Likening Bluesky to some golden age of Twitter that never existed limits the collective imagination of what it could become. As Nathan Jurgenson asks (on Bluesky), could Bluesky be for anything else than Twitter redux? What functions did Twitter actually serve for pluralities of its users, and what were they contingent upon? I always thought of being on Twitter as part of my job, when I had one. For better or worse, I used it to gauge what the audiences relevant to what I was doing might be interested in, which takes were tired, and what sorts of writing was already out there. I would post a thread now and then if something I was reading — a tweet or something someone linked to — triggered an idea, and I would try to recruit writers when they posted something that could be construed as a pitch.
In the 2020s, none of that seems applicable anymore.

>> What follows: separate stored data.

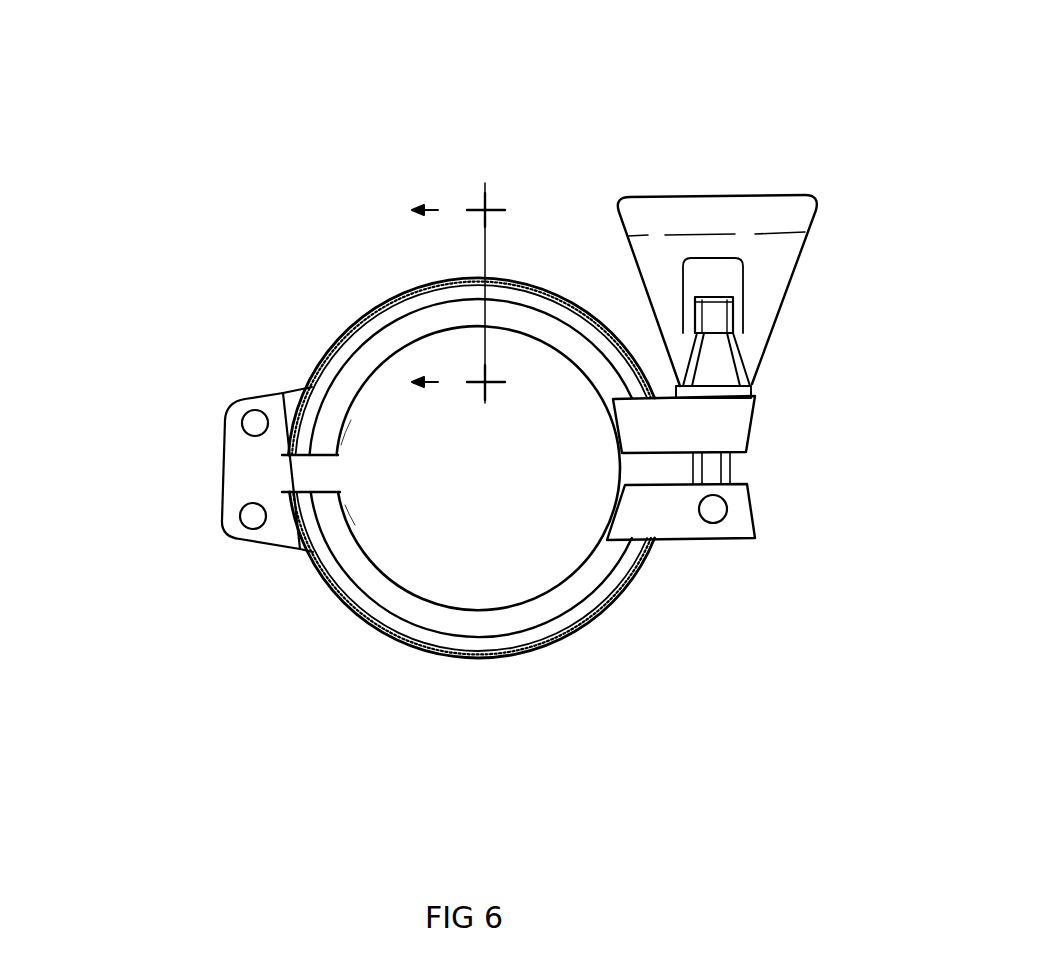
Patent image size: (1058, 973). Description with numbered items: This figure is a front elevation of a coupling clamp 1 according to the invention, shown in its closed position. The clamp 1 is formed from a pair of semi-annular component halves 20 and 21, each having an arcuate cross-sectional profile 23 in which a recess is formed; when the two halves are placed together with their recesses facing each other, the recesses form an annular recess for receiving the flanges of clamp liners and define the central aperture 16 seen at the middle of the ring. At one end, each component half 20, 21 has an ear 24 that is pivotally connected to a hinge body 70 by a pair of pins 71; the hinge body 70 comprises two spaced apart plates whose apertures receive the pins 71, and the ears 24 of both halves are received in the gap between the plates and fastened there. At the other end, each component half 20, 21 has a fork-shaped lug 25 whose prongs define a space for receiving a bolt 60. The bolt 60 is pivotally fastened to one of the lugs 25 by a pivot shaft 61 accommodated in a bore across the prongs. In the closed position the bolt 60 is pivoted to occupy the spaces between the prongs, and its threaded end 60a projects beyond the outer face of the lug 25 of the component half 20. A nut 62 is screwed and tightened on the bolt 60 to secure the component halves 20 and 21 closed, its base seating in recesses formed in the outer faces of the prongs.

The coupling clamp 1 is at (578, 147).
The central aperture 16 is at (500, 507).
The semi-annular component half 20 is at (377, 353).
The semi-annular component half 21 is at (383, 593).
The arcuate cross-sectional profile 23 is at (513, 330).
The ear 24 is at (288, 392).
The fork-shaped lug 25 is at (735, 414).
The bolt 60 is at (711, 471).
The threaded end 60a is at (711, 312).
The pivot shaft 61 is at (716, 510).
The nut 62 is at (787, 200).
The hinge body 70 is at (240, 475).
The pins 71 is at (250, 416).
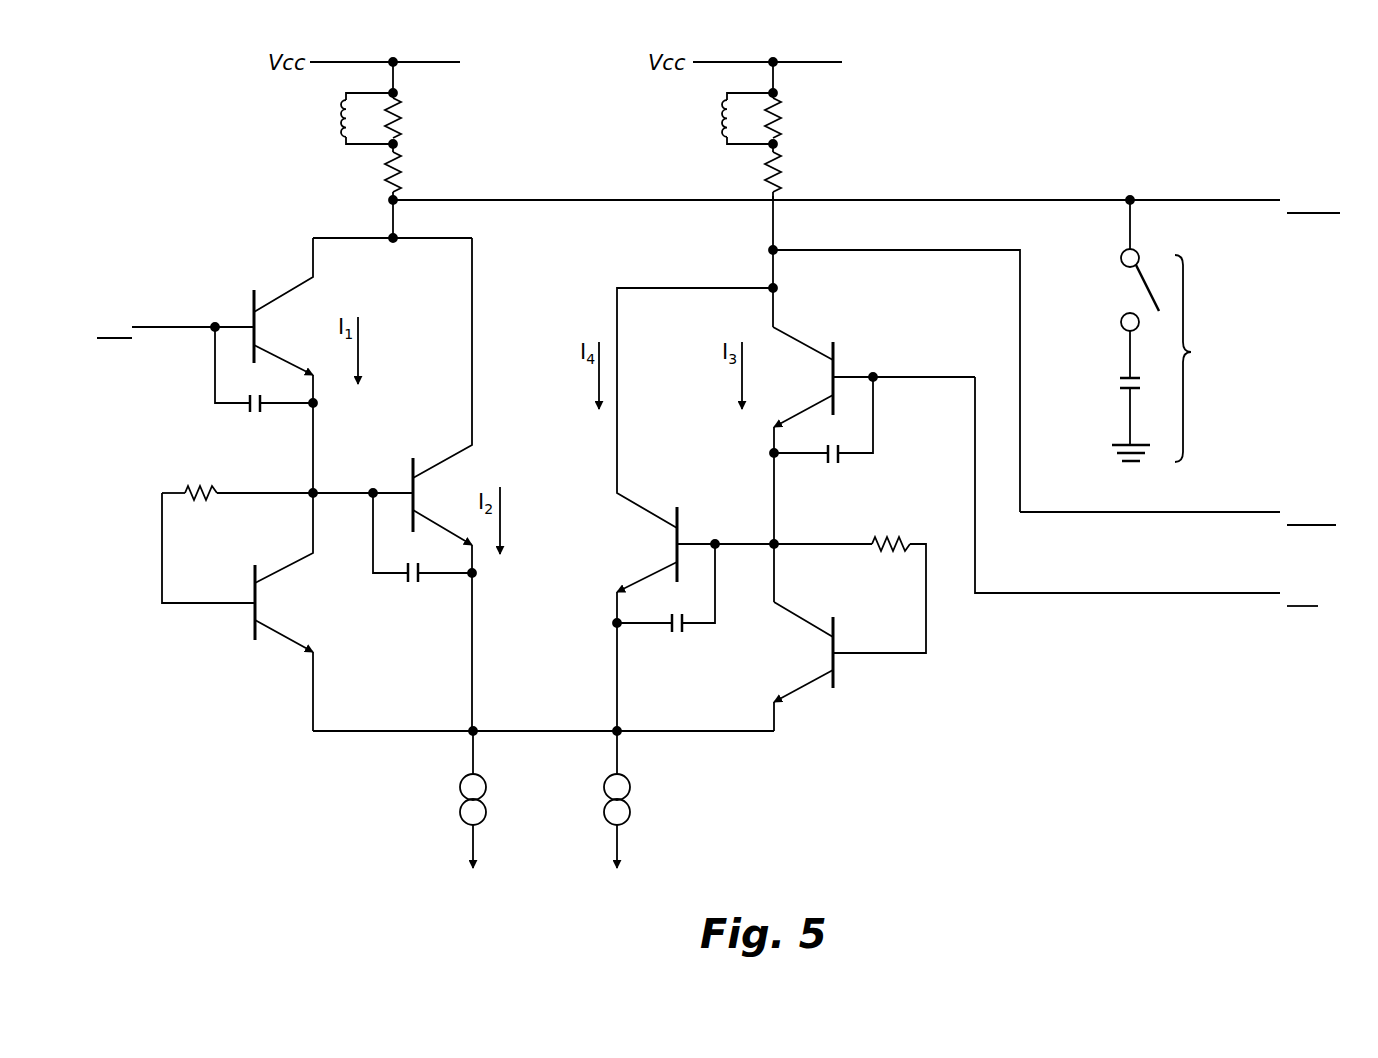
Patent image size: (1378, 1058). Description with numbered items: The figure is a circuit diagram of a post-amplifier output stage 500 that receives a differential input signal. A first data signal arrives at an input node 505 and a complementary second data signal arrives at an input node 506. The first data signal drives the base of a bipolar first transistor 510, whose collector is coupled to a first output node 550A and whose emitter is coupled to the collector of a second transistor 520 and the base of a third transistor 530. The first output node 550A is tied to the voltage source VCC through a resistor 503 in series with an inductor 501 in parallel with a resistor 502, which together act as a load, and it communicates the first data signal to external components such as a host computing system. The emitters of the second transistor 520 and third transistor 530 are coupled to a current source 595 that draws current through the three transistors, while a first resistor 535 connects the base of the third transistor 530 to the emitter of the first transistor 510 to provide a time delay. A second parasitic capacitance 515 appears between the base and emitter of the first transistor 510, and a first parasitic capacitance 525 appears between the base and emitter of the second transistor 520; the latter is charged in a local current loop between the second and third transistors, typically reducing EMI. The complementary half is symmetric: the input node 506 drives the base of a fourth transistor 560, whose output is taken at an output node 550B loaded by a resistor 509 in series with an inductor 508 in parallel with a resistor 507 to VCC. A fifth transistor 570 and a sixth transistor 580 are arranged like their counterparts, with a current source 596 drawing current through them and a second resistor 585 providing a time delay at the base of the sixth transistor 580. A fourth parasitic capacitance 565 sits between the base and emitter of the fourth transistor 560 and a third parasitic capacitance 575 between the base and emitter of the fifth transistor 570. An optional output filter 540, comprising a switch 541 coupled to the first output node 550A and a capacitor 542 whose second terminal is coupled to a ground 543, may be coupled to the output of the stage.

The post-amplifier output stage 500 is at (1075, 100).
The inductor 501 is at (346, 128).
The resistor 502 is at (401, 124).
The resistor 503 is at (401, 176).
The input node 505 is at (146, 322).
The input node 506 is at (1252, 595).
The resistor 507 is at (781, 124).
The inductor 508 is at (727, 128).
The resistor 509 is at (781, 176).
The first transistor 510 is at (247, 314).
The second parasitic capacitance 515 is at (247, 412).
The second transistor 520 is at (406, 480).
The first parasitic capacitance 525 is at (405, 580).
The third transistor 530 is at (250, 612).
The first resistor 535 is at (188, 490).
The output filter 540 is at (1210, 358).
The switch 541 is at (1123, 283).
The capacitor 542 is at (1120, 385).
The ground 543 is at (1130, 467).
The first output node 550A is at (1252, 202).
The output node 550B is at (1252, 514).
The fourth transistor 560 is at (842, 363).
The fourth parasitic capacitance 565 is at (841, 463).
The fifth transistor 570 is at (685, 534).
The third parasitic capacitance 575 is at (686, 629).
The sixth transistor 580 is at (845, 667).
The second resistor 585 is at (896, 542).
The current source 595 is at (487, 814).
The current source 596 is at (631, 814).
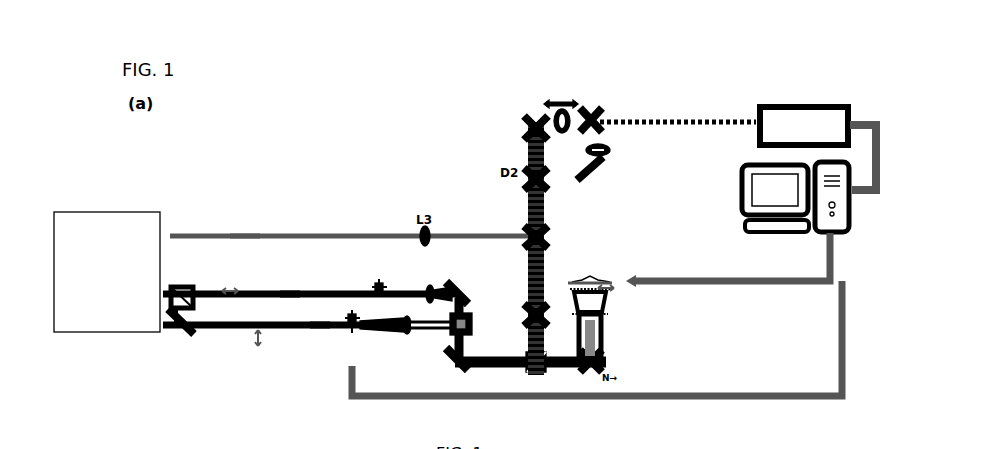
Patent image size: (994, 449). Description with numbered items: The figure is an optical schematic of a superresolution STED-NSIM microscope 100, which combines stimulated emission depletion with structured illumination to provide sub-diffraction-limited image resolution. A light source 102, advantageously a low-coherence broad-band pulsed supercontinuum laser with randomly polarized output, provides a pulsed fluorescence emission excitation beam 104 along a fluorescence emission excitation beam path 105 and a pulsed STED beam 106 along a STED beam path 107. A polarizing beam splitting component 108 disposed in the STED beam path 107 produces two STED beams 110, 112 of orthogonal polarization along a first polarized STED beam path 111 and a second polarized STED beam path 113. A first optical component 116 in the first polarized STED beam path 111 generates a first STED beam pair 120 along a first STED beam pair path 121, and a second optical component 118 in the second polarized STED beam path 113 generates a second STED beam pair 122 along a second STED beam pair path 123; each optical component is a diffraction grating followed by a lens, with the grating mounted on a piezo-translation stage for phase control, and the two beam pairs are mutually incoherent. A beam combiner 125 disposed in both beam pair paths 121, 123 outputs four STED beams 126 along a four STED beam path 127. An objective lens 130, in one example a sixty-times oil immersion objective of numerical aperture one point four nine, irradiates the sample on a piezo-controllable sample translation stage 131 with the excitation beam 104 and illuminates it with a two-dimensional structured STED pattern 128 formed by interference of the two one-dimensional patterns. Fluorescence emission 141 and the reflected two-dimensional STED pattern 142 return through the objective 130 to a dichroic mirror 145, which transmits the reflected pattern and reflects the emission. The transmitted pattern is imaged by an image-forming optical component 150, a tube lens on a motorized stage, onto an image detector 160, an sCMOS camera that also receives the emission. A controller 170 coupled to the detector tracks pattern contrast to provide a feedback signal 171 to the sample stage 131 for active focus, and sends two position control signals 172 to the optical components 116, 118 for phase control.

There is not much paying work left in creating and shaping texts for readers, because, as lots of commentators are eager to point out, fewer and fewer people bother to read text and society is purportedly becoming increasingly “post-literate.” (This was a theme in some election postmortems: that a significant portion of the U.S. electorate lacks the critical thinking skills that come from better reading habits and are thus readily susceptible to demagoguery.) Passive consumption of video is the algorithmically enforced norm on most platforms, which have become more or less indistinguishable from conventional television, with a rationalized, rigidly formatted flow of content and ads. (Most of what Raymond Williams wrote about TV in 1974 applies equally well to social media today.) A recent post from Katherine Dee speculates that “social media basically brought us to something like an oral culture,” encapsulating some of the points theorists like Marshall McLuhan and Walter Ong had put forward in the late 20th century with respect to “secondary orality” and “global villages.” (It reminded me too of this Real Life essay from 2019 by L.M. Sacasas and this one from Britney Gil, which both took up the “return of oral culture” idea.)
But what seemed like secondary orality during the rise of Twitter might look differently on Bluesky. If Twitter once served to make text seem more immediate and speech-like relative to the dominant form of print media, Bluesky could be seen as a place where alienated textualists are gathering to try to help something like print culture survive. (Bluesky has no video sharing yet, though that probably is more a technical limitation than a deliberate design choice.) Ryan Broderick describes himself as “fretting over ‘the literacy wall,’ a moment at some point in the future where enough people who grew up on a text-based web have died off and taken with them any memory of enjoying reading and writing posts online” and wonders if Bluesky is “something that can survive against the tide of 90-second video clips.”
I’m not ready to break out The Gutenberg Elegies and start moaning about the “crisis of meaning” and the loss of “inwardness needed for serious reading” and that sort of thing. But it does seem that all these new Bluesky users must at some level still believe in text, still want to read, even if it is only in disjointed snatches of a few sentences at a time. They might even think it’s worthwhile to try to compose their own thoughts in a compressed, aphoristic textual style, in sentences that reward rereading, in ambiguous or multivalent sentences that hold open room for interpretation or internal contradiction. They might believe that style as it manifests in text is singular, inimitable in any other medium, exceeding the mere informational content of the writing.
It’s a rare moment when those sorts of investments are treated as potentially popular, even implicitly, but the flight to Bluesky, even though it is still dwarfed by the other big platforms, seems like such a moment. It almost seems credible that there is a broad constituency for a public sphere that is struggling to be born that is shaped fundamentally by the pleasures of the text and not video. It would be great to make the most of it before the mirage dissipates.